The Joe Murray Rivers Jr. Intermodal Transit Center at the Greyhound bus station underwent a $15 million makeover. Now, it's CAT's headquarters and, starting Monday, its central bus portal in addition to continued Greyhound operations.
A dedication ceremony is scheduled at 11 a.m. Friday.
Renovations to the transit center were extensive, involving interior design improvements and new features such as a ticket counter.
CAT administrative offices occupy one side of the facility that was once home to a fast food restaurant. Monthly board meetings will take place in an airy conference room.
More importantly, the center will serve as the passenger loading area for all downtown buses instead of Broughton Street near the courthouse. Greyhound, which leases space at the center, has been reduced to occupying four bus bays.
Beneath soaring metal canopies, the center features monitors at each bus bay and other areas of the facility that display real-time arrivals and departures in addition to other information.
CAT is looking to develop a similar information technology system on a smaller scale at individual bus stops. Such a "super stop" site is in development with the city of Savannah on Waters Avenue at 36th Street.
A pilot bike-share program, which will allow customers to rent bicycles from a solar-powered kiosk at the center, is expected to start in November.
With the newly transformed center, CAT sees an opportunity to transform its image from a troubled transit agency, saddled with a public reputation for inefficiency and fiscal problems, into a leading transportation alternative in the region.
CAT Executive Director Chad Reese pointed to growing evidence that shows changing demographics nationwide are leading to fewer automobile drivers.
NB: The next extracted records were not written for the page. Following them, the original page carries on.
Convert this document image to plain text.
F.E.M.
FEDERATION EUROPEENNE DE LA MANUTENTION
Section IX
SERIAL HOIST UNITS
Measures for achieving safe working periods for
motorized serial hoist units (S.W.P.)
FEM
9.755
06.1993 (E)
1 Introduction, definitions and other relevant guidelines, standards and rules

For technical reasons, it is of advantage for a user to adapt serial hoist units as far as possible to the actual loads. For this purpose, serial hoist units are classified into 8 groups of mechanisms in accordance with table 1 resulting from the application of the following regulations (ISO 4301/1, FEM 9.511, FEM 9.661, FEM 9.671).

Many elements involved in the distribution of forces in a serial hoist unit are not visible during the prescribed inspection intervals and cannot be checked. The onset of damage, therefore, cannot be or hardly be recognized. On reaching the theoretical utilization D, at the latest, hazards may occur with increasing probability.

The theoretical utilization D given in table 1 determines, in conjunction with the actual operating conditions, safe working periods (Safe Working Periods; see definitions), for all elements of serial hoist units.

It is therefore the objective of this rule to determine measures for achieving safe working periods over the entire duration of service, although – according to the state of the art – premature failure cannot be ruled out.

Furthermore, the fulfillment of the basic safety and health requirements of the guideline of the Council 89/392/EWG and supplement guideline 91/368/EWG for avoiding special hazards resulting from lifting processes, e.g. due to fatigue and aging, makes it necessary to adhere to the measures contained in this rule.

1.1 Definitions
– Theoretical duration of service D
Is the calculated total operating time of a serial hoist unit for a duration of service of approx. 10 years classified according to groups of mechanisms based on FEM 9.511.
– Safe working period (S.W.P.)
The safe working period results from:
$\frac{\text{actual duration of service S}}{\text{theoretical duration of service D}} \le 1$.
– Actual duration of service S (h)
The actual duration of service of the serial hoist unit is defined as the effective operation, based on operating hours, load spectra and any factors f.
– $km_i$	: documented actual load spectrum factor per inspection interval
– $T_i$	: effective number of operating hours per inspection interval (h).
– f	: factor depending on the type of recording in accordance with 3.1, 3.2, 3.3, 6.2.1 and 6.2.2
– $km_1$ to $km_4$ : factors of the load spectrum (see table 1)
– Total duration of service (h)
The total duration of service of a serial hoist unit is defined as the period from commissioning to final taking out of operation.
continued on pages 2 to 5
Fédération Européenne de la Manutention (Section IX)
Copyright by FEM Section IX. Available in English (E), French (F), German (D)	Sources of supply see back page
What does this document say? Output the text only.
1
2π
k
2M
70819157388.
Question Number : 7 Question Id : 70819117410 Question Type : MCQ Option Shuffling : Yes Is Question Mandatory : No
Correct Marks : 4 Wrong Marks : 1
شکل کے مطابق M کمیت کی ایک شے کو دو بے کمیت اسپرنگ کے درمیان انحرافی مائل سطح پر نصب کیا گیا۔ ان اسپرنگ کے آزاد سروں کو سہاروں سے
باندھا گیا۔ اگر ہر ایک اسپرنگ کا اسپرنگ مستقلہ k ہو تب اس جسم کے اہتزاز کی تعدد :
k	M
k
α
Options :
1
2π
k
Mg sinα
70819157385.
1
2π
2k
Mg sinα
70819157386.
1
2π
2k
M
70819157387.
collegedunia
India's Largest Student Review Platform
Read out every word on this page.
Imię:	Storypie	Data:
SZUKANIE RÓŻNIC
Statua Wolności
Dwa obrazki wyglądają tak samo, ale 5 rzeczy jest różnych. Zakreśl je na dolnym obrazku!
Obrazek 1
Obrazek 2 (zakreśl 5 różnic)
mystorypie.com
Just six in 10 Americans ages 17-19 have drivers' licenses, compared to eight in 10 30-years ago, according to University of Michigan researchers, who noted an inverse relationship to Internet usage. And aging baby boomers are expected to drive less as more leave the workforce.
In 2011, 15 percent of the county's roughly 104,900 commuters used alternative transportation, including public transportation, carpools, bicycles and walking, according to the U.S. Census Bureau.
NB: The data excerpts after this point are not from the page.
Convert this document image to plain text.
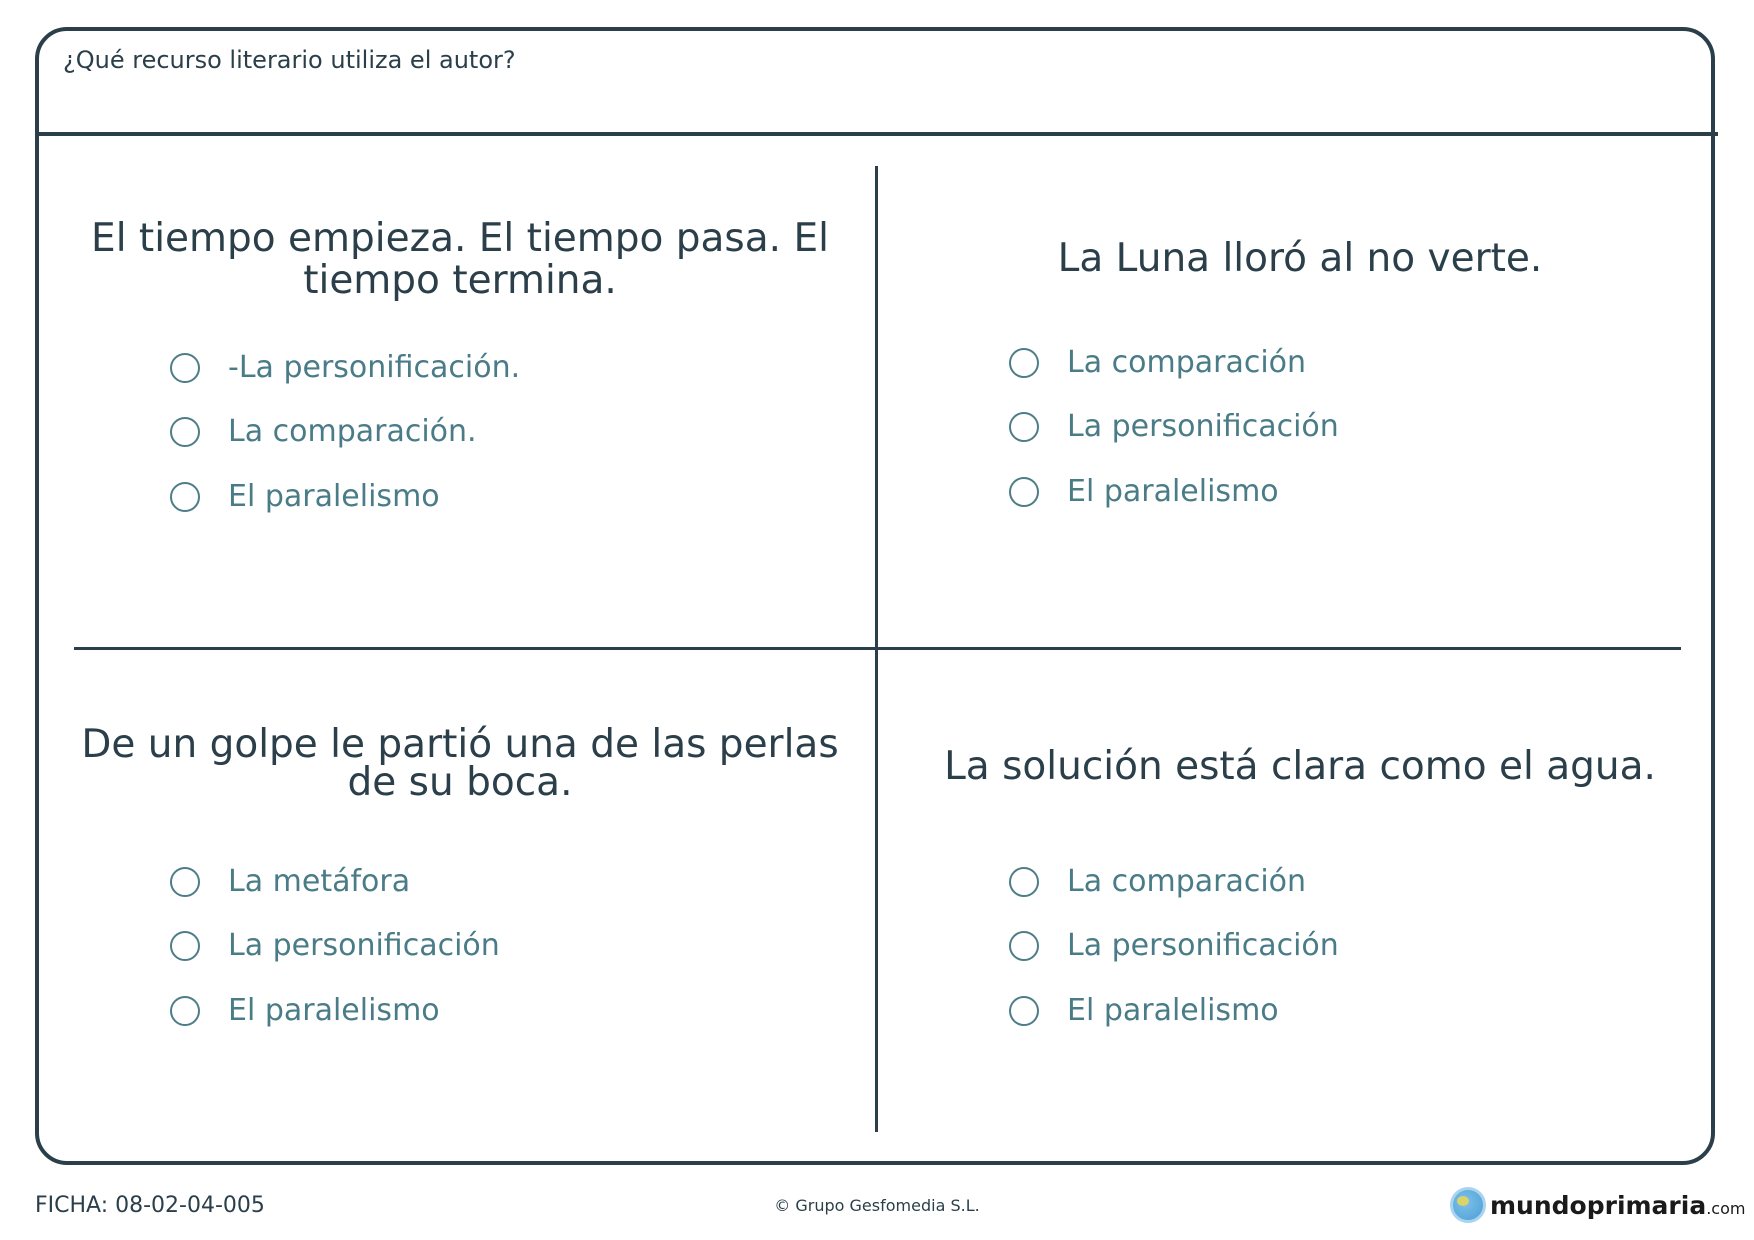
¿Qué recurso literario utiliza el autor?
El tiempo empieza. El tiempo pasa. El
tiempo termina.
-La personificación.
La comparación.
El paralelismo
La Luna lloró al no verte.
La comparación
La personificación
El paralelismo
De un golpe le partió una de las perlas
de su boca.
La metáfora
La personificación
El paralelismo
La solución está clara como el agua.
La comparación
La personificación
El paralelismo
FICHA: 08-02-04-005	© Grupo Gesfomedia S.L.	mundoprimaria .com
CAT's ridership increased 4.9 percent from 2011 to 2012, following a downward trend from 2006 to 2009, according to agency data.
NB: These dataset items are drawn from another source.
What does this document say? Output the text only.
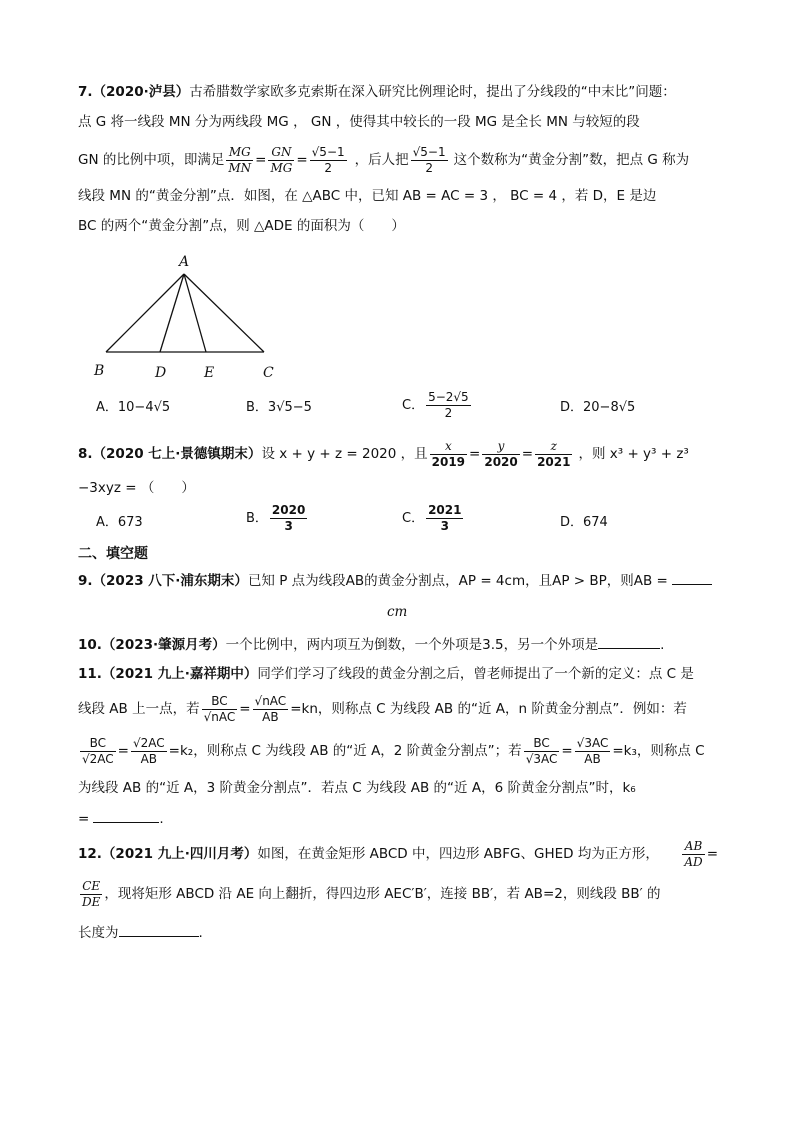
7.（2020·泸县）古希腊数学家欧多克索斯在深入研究比例理论时，提出了分线段的“中末比”问题：
点 G 将一线段 MN 分为两线段 MG ， GN ，使得其中较长的一段 MG 是全长 MN 与较短的段
GN 的比例中项，即满足 $\frac{MG}{MN} = \frac{GN}{MG} = \frac{√5-1}{2}$ ，后人把 $\frac{√5-1}{2}$ 这个数称为“黄金分割”数，把点 G 称为
线段 MN 的“黄金分割”点．如图，在 △ABC 中，已知 AB = AC = 3 ， BC = 4 ，若 D，E 是边
BC 的两个“黄金分割”点，则 △ADE 的面积为（　　）
A
B	D	E	C
A．10−4√5	B．3√5−5	C． $\frac{5-2√5}{2}$	D．20−8√5
8. （2020 七上·景德镇期末） 设 x + y + z = 2020 ，且 $\frac{x}{2019} = \frac{y}{2020} = \frac{z}{2021}$ ，则 x³ + y³ + z³
−3xyz = （　　）
A．673	B． $\frac{2020}{3}$	C． $\frac{2021}{3}$	D．674
二、填空题
9.（2023 八下·浦东期末）已知 P 点为线段AB的黄金分割点，AP = 4cm，且AP > BP，则AB =
cm
10.（2023·肇源月考）一个比例中，两内项互为倒数，一个外项是3.5，另一个外项是	.
11.（2021 九上·嘉祥期中）同学们学习了线段的黄金分割之后，曾老师提出了一个新的定义：点 C 是
线段 AB 上一点，若 $\frac{BC}{\text{√nAC}} = \frac{\text{√nAC}}{AB} =kn$，则称点 C 为线段 AB 的“近 A，n 阶黄金分割点”．例如：若
$\frac{BC}{√2AC} = \frac{√2AC}{AB} =k_2$，则称点 C 为线段 AB 的“近 A，2 阶黄金分割点”；若 $\frac{BC}{√3AC} = \frac{√3AC}{AB} =k_3$，则称点 C
为线段 AB 的“近 A，3 阶黄金分割点”．若点 C 为线段 AB 的“近 A，6 阶黄金分割点”时，k₆
=	.
12. （2021 九上·四川月考） 如图，在黄金矩形 ABCD 中，四边形 ABFG、GHED 均为正方形， $\frac{AB}{AD}$ =
$\frac{CE}{DE}$ ，现将矩形 ABCD 沿 AE 向上翻折，得四边形 AEC′B′，连接 BB′，若 AB=2，则线段 BB′ 的
长度为	.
"The premise that we're going to operate in an automobile, urban-design society is a fallacy," Reese said.
"Yet, we struggle against the mindset that people think the automobile is still going to be leading the way 10, 15, 20, 30 years from now. It's not going to happen, and we have to prepare for what's coming."
A number of service changes that take effect Monday have been made following public meetings and board approval of a five-year transportation plan over the summer.
The most touted of the changes has been a new, non-stop express route from the center to the airport that will run Mondays through Saturdays.
But a new route 3 will replace the former route 2, which used to service the airport, and extend it beyond Jimmy Deloach Parkway in west Chatham County to Highlands and Benton boulevards. Service will also be operating during later hours.
"This is significant because my residents, citizens of the city of Savannah, pay the CAT tax and were not receiving the CAT service," said Savannah Alderman Van Johnson, who lobbied for the route extension.
Ramond Robinson, CAT's chief development officer, said the goal is to increase ridership in the high employment area that includes the airport, Gulfstream, JCB and Georgia Tech Savannah.
"It's an opportunity for economic development because of employment and at the same business development because it does capture the tourist space," Robinson said.